Thursday has brought with it a major change in Senatorial power plays, with Senate Majority Leader Harry Reid, D-Nev. pushing a change to filibuster rules through the Senate using what’s referred to as the “nuclear option.” What the change will ultimately do in the short term is allow those previously blocked nominees chosen by President Barack Obama to be confirmed.
Republicans are predictably quite angry — now only fifty-one votes will be needed to end the GOP’s filibuster instead of the previous sixty votes. “It’s a sad day in the history of the Senate,” said Senate Minority Leader Mitch McConnell, R-Ky. following the changes — according to Fox News.
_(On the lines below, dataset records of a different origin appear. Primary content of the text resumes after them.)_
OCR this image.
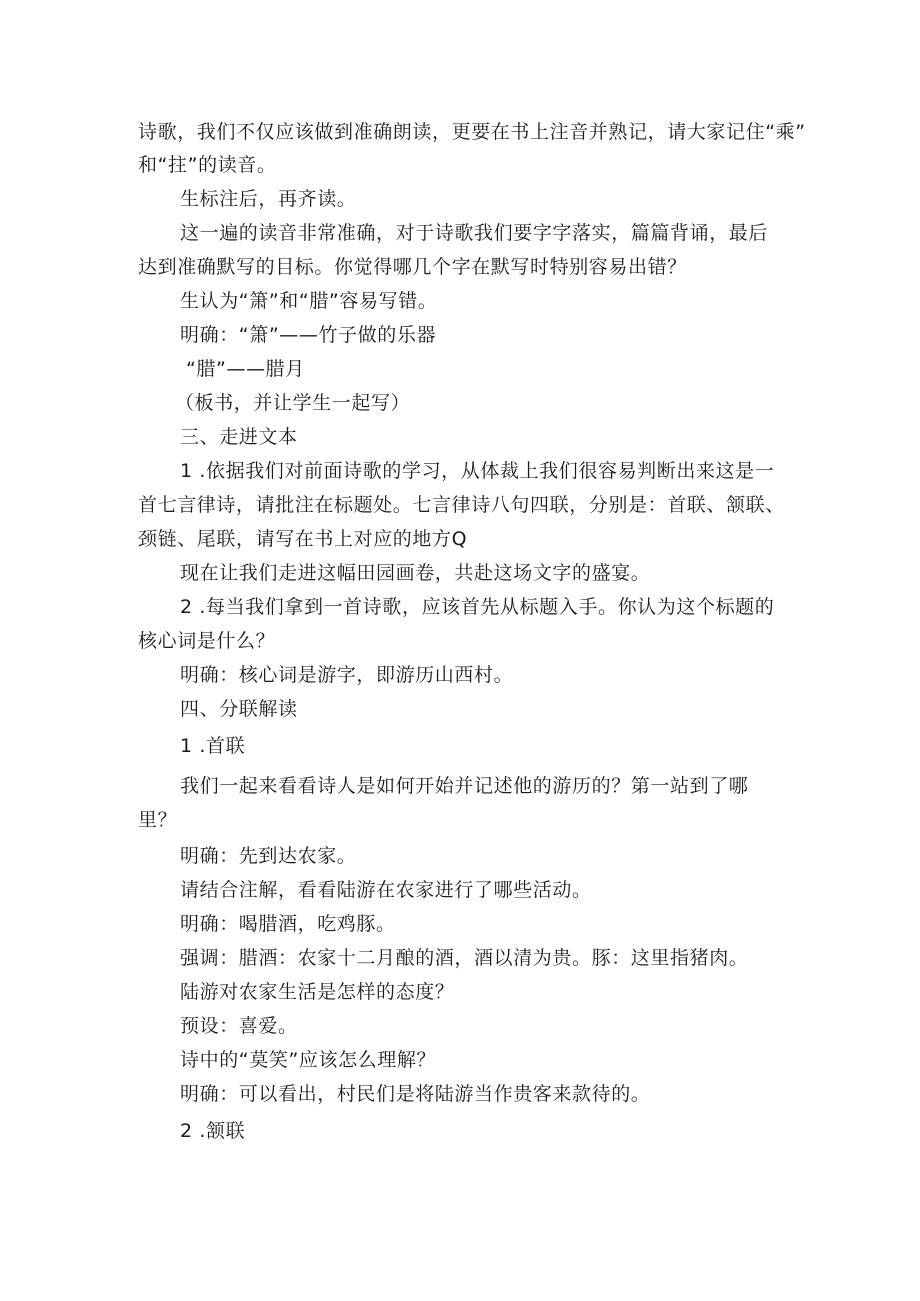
诗歌，我们不仅应该做到准确朗读，更要在书上注音并熟记，请大家记住“乘”
和“拄”的读音。
生标注后，再齐读。
这一遍的读音非常准确，对于诗歌我们要字字落实，篇篇背诵，最后
达到准确默写的目标。你觉得哪几个字在默写时特别容易出错？
生认为“箫”和“腊”容易写错。
明确：“箫”——竹子做的乐器
“腊”——腊月
（板书，并让学生一起写）
三、走进文本
1 .依据我们对前面诗歌的学习，从体裁上我们很容易判断出来这是一
首七言律诗，请批注在标题处。七言律诗八句四联，分别是：首联、颔联、
颈链、尾联，请写在书上对应的地方Q
现在让我们走进这幅田园画卷，共赴这场文字的盛宴。
2 .每当我们拿到一首诗歌，应该首先从标题入手。你认为这个标题的
核心词是什么？
明确：核心词是游字，即游历山西村。
四、分联解读
1 .首联
我们一起来看看诗人是如何开始并记述他的游历的？第一站到了哪
里？
明确：先到达农家。
请结合注解，看看陆游在农家进行了哪些活动。
明确：喝腊酒，吃鸡豚。
强调：腊酒：农家十二月酿的酒，酒以清为贵。豚：这里指猪肉。
陆游对农家生活是怎样的态度？
预设：喜爱。
诗中的“莫笑”应该怎么理解？
明确：可以看出，村民们是将陆游当作贵客来款待的。
2 .颔联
Obama, on the other hand, has been highly supportive of the change, and called the filibuster of his nominees an “unprecedented pattern of obstruction,” and emphasized that, “For the sake of future generations, we can’t let it become normal.”
According to USA Today, he admitted that both parties can at times be stubborn, and that, “Neither party has been blameless for these tactics.” Still, he feels “a deliberate and determined effort to obstruct everything — no matter what the merits, just to re-fight the results of an election — is not normal.”
The president cited some impressive data to back up his claim that Republican filibustering had gone beyond the norm — explaining that in six decades prior to his election only twenty individuals nominated for executive jobs dealt with filibusters.
In the time since Obama was elected, “nearly [thirty] nominees have been treated this way,” said the president, showing a large rise in opposition during his time in Washington. “This isn’t obstruction on substance, on qualifications. It’s just to gum up the works,” he said, pointing out that his choices have had to wait “nearly two-and-a-half times longer” than George W. Bush’s did in the last presidency.